Dans ce procès, Julian Assange est poursuivi pour 18 chefs d’inculpation aux États-Unis, dont 17 en vertu de la loi sur l’espionnage et un au nom de la loi sur la fraude et les abus informatiques. Cette loi sur l’espionnage, qui date de 1917, visait à interdire toute interférence avec les opérations ou le recrutement militaires, à prévenir l’insubordination dans l’armée et à empêcher le soutien des ennemis des États-Unis en temps de guerre.  

Longtemps restée en sommeil car jugée contraire au premier amendement garantissant la liberté d’expression, elle a été réactivée sous la présidence Obama pour poursuivre et condamner des lanceurs d’alerte. Alors qu’au cours du 20e siècle elle n’avait abouti qu’à une seule condamnation pour une affaire de fuite de documents confidentiels, l’administration Obama a poursuivi huit personnes au nom de l’”Espionnage Act”.   

En mai 2019, alors que les poursuites américaines contre Julian Assange piétinent, Donald Trump décide de recourir à cette loi contre le fondateur de Wikileaks. Ce dernier, jusqu’alors poursuivi pour piratage informatique, fait désormais l’objet de 17 charges supplémentaires.  

Il est notamment accusé d’avoir incité sa source à lui remettre les documents confidentiels ou bien encore de les avoir diffusés en sachant qu’ils pourraient être utilisés pour nuire aux États-Unis. “Est-ce que vous imaginez qu’en France on puisse activer une loi de 1917, qui est censée réprimer les espions pendant la Première Guerre mondiale, contre un homme qui a diffusé des informations ?” s’indigne l’avocat français de Julian Assange, maître Antoine Vey, interviewé sur France 24.  

“C’est le principe du journalisme de diffuser des informations quand elles sont vraies et d’intérêt général, que ça plaise ou non au gouvernement, sinon vous n’êtes plus dans une démocratie ” poursuit-il, dénonçant une “instrumentalisation des règles juridiques à des fins exclusivement politiques”.  
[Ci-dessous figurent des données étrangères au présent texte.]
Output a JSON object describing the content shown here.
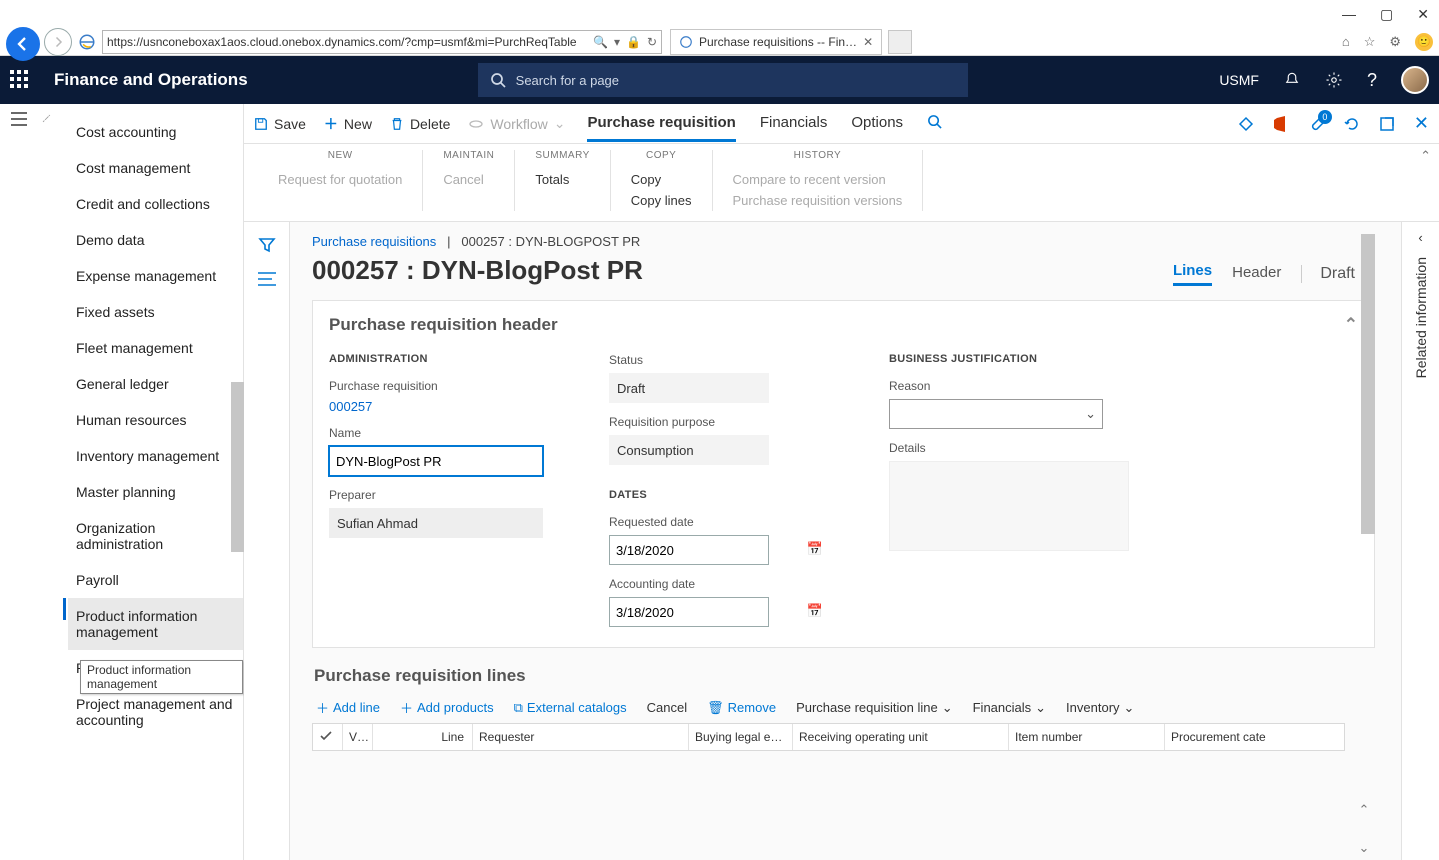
{
  "window": {
    "min": "—",
    "max": "▢",
    "close": "✕"
  },
  "browser": {
    "url": "https://usnconeboxax1aos.cloud.onebox.dynamics.com/?cmp=usmf&mi=PurchReqTable",
    "tab_title": "Purchase requisitions -- Fin…"
  },
  "header": {
    "brand": "Finance and Operations",
    "search_placeholder": "Search for a page",
    "company": "USMF"
  },
  "nav": {
    "items": [
      "Cost accounting",
      "Cost management",
      "Credit and collections",
      "Demo data",
      "Expense management",
      "Fixed assets",
      "Fleet management",
      "General ledger",
      "Human resources",
      "Inventory management",
      "Master planning",
      "Organization administration",
      "Payroll",
      "Product information management",
      "Production control",
      "Project management and accounting"
    ],
    "tooltip": "Product information management"
  },
  "actionbar": {
    "save": "Save",
    "new": "New",
    "delete": "Delete",
    "workflow": "Workflow",
    "tabs": [
      "Purchase requisition",
      "Financials",
      "Options"
    ]
  },
  "ribbon": {
    "groups": [
      {
        "title": "NEW",
        "items": [
          {
            "text": "Request for quotation",
            "muted": true
          }
        ]
      },
      {
        "title": "MAINTAIN",
        "items": [
          {
            "text": "Cancel",
            "muted": true
          }
        ]
      },
      {
        "title": "SUMMARY",
        "items": [
          {
            "text": "Totals"
          }
        ]
      },
      {
        "title": "COPY",
        "items": [
          {
            "text": "Copy"
          },
          {
            "text": "Copy lines"
          }
        ]
      },
      {
        "title": "HISTORY",
        "items": [
          {
            "text": "Compare to recent version",
            "muted": true
          },
          {
            "text": "Purchase requisition versions",
            "muted": true
          }
        ]
      }
    ]
  },
  "crumbs": {
    "root": "Purchase requisitions",
    "sep": "|",
    "leaf": "000257 : DYN-BLOGPOST PR"
  },
  "page": {
    "title": "000257 : DYN-BlogPost PR",
    "views": [
      "Lines",
      "Header"
    ],
    "status": "Draft"
  },
  "card1": {
    "title": "Purchase requisition header",
    "admin_label": "ADMINISTRATION",
    "pr_label": "Purchase requisition",
    "pr_value": "000257",
    "name_label": "Name",
    "name_value": "DYN-BlogPost PR",
    "preparer_label": "Preparer",
    "preparer_value": "Sufian Ahmad",
    "status_label": "Status",
    "status_value": "Draft",
    "purpose_label": "Requisition purpose",
    "purpose_value": "Consumption",
    "dates_label": "DATES",
    "reqdate_label": "Requested date",
    "reqdate_value": "3/18/2020",
    "accdate_label": "Accounting date",
    "accdate_value": "3/18/2020",
    "bj_label": "BUSINESS JUSTIFICATION",
    "reason_label": "Reason",
    "details_label": "Details"
  },
  "card2": {
    "title": "Purchase requisition lines",
    "tools": {
      "add_line": "Add line",
      "add_products": "Add products",
      "external": "External catalogs",
      "cancel": "Cancel",
      "remove": "Remove",
      "pr_line": "Purchase requisition line",
      "financials": "Financials",
      "inventory": "Inventory"
    },
    "columns": [
      "",
      "V…",
      "Line",
      "Requester",
      "Buying legal en…",
      "Receiving operating unit",
      "Item number",
      "Procurement cate"
    ]
  },
  "rail": {
    "label": "Related information"
  }
}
Assange, un journaliste ?  

Parmi les faits d’armes de Julian Assange, la diffusion de documents révélant des tueries de civils en Irak et en Afghanistan par l’armée américaine a particulièrement marqué les esprits. La vidéo “Collateral murders” d’un crime de guerre à Bagdad en 12 juillet 2007, lors duquel un hélicoptère Apache ouvre le feu, tuant au moins 18 personnes dont deux journalistes de Reuters, devient, au moment de sa diffusion, le symbole des bavures américaines et déclenche un scandale retentissant.  
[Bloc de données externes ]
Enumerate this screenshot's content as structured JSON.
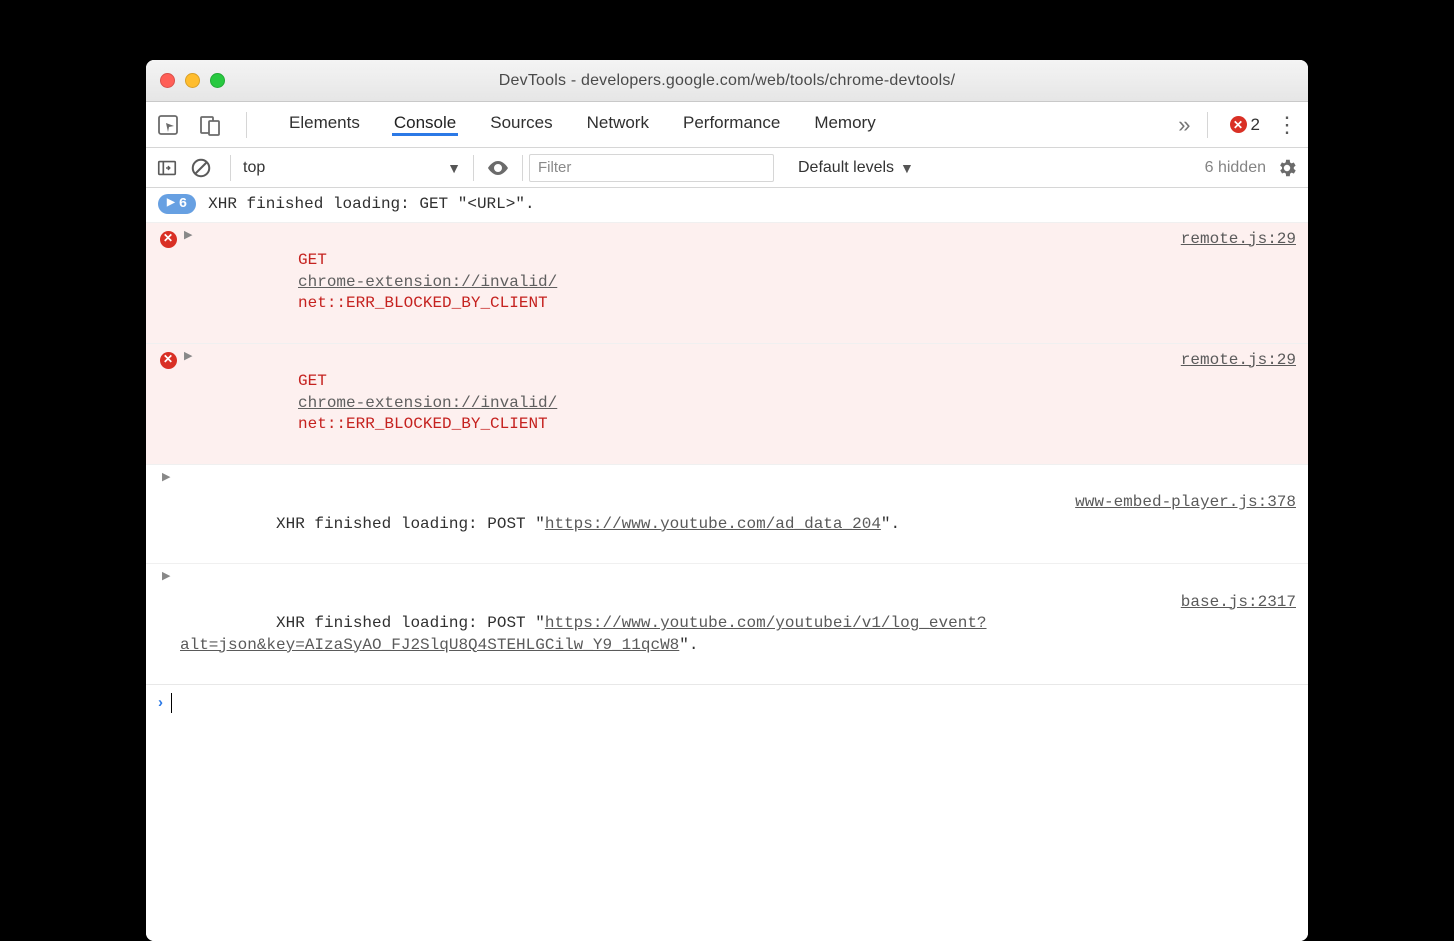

Ces fuites de documents sont alors jugées d’une importance extrême par nombre d’organisations journalistiques et de défense des droits de l’Homme. Mais aux États-Unis, ces révélations sont attaquées par des politiques de tous bords, certains dénonçant de graves violations de la loi alors que d’autres accusent WikiLeaks de s’en prendre à la communauté internationale. Les États-Unis reprochent notamment à Julian Assange d’avoir mis en danger la sécurité de certains de leurs informateurs avec la publication brute de ces milliers de documents.  

Ces attaques contre celui qui exige une transparence totale des gouvernements ainsi que des accusations de viol à son encontre en Suède, abandonnées depuis, ont généré un débat sur sa personne et ses méthodes qui, selon le secrétaire général de Reporters sans frontières, Christophe Deloire, ont servi d’écran de fumée.  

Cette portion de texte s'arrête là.